Ma intorno alla sezione competitiva non ruotano solo autori emergenti e giovani registi: fuori concorso vengono proposti anche film realizzati da cineasti di grande fama e prestigio, che proprio per questo preferiscono sottrarsi all’azzardo della gara per i Leoni. E’ il caso ad esempio di Takeshi Kitano, già vincitore a Venezia due anni fa, che ha presentato il suo ultimo film, Brother. Il cineasta giapponese torna nuovamente al genere prediletto, il gangster movie, ambientato questa volta negli Stati Uniti, terra di esilio per un membro della yakuza la cui famiglia è uscita sconfitta da una guerra fra bande. Nel raccontare la rapida ascesa del gangster (da lui stesso interpretato), che rapidamente trasforma un gruppo di tre sbandati in un’impresa malavitosa di prim’ordine, Kitano riprende i ritmi lenti e i toni ironici che gli sono congeniali, lavorando come al solito sull’estrema stilizzazione della violenza, e sulla natura grottesca e quasi infantile dei killer, che tra una sparatoria e un’esecuzione si divertono con giochetti da bambini. Come sempre nel suo cinema, brutalità e ironia si susseguono e si sovrappongono senza soluzione di continuità, in una miscela che fa di Brother un film unico, assolutamente originale, pur nella sua appartenenza a un genere recentemente molto frequentato, soprattutto in ambito hollywoodiano.

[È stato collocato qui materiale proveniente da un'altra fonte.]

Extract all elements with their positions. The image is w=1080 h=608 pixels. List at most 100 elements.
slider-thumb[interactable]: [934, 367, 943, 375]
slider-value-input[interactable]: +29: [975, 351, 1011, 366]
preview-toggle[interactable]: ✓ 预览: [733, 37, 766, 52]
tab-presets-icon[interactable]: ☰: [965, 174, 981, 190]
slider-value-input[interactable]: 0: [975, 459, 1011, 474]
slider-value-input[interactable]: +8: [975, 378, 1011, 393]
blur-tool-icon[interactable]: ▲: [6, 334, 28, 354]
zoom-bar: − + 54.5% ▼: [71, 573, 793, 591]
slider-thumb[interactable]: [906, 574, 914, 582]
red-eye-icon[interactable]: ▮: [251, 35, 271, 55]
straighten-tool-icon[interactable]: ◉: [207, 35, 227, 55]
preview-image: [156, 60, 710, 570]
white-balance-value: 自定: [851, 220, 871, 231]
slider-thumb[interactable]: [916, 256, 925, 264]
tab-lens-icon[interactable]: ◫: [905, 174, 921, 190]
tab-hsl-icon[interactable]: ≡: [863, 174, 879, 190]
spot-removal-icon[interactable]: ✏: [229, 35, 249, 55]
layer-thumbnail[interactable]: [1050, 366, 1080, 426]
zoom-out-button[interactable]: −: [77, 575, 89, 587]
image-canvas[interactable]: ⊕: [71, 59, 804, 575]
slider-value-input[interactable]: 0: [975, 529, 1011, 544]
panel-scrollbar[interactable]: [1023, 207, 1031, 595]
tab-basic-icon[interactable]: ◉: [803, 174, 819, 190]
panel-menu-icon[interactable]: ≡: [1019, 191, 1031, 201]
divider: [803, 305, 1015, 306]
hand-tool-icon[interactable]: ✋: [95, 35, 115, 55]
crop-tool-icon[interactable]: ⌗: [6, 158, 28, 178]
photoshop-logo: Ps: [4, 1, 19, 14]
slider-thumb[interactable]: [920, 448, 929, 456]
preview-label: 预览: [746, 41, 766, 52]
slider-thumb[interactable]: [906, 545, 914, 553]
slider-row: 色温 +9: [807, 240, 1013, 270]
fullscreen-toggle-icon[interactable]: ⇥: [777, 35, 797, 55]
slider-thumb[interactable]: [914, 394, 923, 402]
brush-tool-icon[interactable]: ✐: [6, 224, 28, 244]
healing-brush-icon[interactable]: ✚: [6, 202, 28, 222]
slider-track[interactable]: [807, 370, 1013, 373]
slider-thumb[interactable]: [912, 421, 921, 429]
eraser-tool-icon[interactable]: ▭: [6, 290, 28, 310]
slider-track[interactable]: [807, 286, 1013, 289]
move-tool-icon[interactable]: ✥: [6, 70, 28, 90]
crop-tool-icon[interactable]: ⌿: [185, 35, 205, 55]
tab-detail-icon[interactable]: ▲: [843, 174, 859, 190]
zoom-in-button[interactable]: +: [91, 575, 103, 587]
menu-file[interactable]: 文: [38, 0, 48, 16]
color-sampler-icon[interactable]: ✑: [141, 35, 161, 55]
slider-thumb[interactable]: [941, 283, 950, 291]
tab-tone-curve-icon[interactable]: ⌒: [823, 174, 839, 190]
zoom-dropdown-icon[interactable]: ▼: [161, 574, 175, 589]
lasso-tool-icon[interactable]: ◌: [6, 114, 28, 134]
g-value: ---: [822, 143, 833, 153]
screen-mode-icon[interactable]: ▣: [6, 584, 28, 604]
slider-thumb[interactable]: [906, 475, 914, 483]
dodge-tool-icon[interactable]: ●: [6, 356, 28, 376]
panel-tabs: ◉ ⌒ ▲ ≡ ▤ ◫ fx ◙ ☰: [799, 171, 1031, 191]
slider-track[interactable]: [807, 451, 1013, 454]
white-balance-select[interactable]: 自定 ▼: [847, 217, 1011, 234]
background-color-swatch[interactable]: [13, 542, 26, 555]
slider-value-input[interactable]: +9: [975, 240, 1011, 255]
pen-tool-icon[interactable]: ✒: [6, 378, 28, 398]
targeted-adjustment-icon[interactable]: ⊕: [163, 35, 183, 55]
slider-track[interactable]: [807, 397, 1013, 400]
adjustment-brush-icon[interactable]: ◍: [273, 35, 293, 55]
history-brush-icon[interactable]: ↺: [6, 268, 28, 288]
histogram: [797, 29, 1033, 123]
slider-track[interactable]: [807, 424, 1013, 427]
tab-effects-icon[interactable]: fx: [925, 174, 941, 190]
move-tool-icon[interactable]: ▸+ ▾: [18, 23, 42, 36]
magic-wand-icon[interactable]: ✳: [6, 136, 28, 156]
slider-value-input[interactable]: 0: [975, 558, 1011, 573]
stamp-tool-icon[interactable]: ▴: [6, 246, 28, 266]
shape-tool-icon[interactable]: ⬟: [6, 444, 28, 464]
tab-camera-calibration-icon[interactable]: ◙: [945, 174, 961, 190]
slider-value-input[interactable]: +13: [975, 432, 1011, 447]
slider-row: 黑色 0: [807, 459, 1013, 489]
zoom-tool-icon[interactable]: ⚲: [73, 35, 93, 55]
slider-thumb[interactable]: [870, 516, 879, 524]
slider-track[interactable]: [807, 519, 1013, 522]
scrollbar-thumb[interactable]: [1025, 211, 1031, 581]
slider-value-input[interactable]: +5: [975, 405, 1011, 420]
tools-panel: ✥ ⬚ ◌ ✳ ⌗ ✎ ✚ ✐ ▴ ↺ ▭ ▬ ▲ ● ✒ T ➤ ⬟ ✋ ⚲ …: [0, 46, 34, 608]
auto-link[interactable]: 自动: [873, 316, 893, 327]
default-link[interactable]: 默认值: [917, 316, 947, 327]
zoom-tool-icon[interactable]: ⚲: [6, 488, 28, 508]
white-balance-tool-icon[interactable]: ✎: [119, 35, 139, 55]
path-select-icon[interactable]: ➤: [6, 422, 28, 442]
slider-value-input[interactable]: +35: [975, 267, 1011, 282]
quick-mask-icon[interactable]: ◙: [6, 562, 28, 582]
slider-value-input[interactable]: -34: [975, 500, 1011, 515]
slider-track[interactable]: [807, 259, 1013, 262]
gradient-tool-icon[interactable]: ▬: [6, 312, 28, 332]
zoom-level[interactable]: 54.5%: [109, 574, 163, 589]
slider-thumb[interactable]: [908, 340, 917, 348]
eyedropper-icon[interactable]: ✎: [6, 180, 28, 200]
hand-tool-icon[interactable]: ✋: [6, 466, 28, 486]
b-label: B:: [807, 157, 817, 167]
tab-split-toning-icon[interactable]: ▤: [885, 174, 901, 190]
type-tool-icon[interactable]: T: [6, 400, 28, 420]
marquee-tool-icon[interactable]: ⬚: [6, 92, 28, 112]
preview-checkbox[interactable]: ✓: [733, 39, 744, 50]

Fuori concorso è anche uno dei migliori film visti a Venezia, Merci pour le chocolat di Claude Chabrol, nel quale il regista francese scava, come spesso gli accade, dentro ai vizi e alle zone d'ombra della borghesia. Questa volta l'obiettivo è puntato su un delitto (una ricca industriale ha ucciso un'amica, moglie di un celebre pianista, e ne ha preso il posto accanto al musicista), e su una serie di verità nascoste che a poco a poco affiorano alla superficie. Quasi un soggetto hitchcockiano, insomma, che però viene qui prosciugato d'ogni intensità drammatica e componente spettacolare, per tramutarsi in un gelido apologo sull' imperturbabilità del male, sbriciolato dentro ai meccanismi di inappuntabile cortesia delle classi più agiate, quasi neutralizzato dalla buona educazione, dall'abitudine a trattenere sentimenti e passioni, a basare l'esistenza su menzogne invisibili e calcolate. Un film di gran classe, che Chabrol gira con stile algido, e il distacco di chi traccia un inesorabile teorema sugli abissi che si nascondono dietro l'ipocrisia borghese, appena al di là delle buone maniere.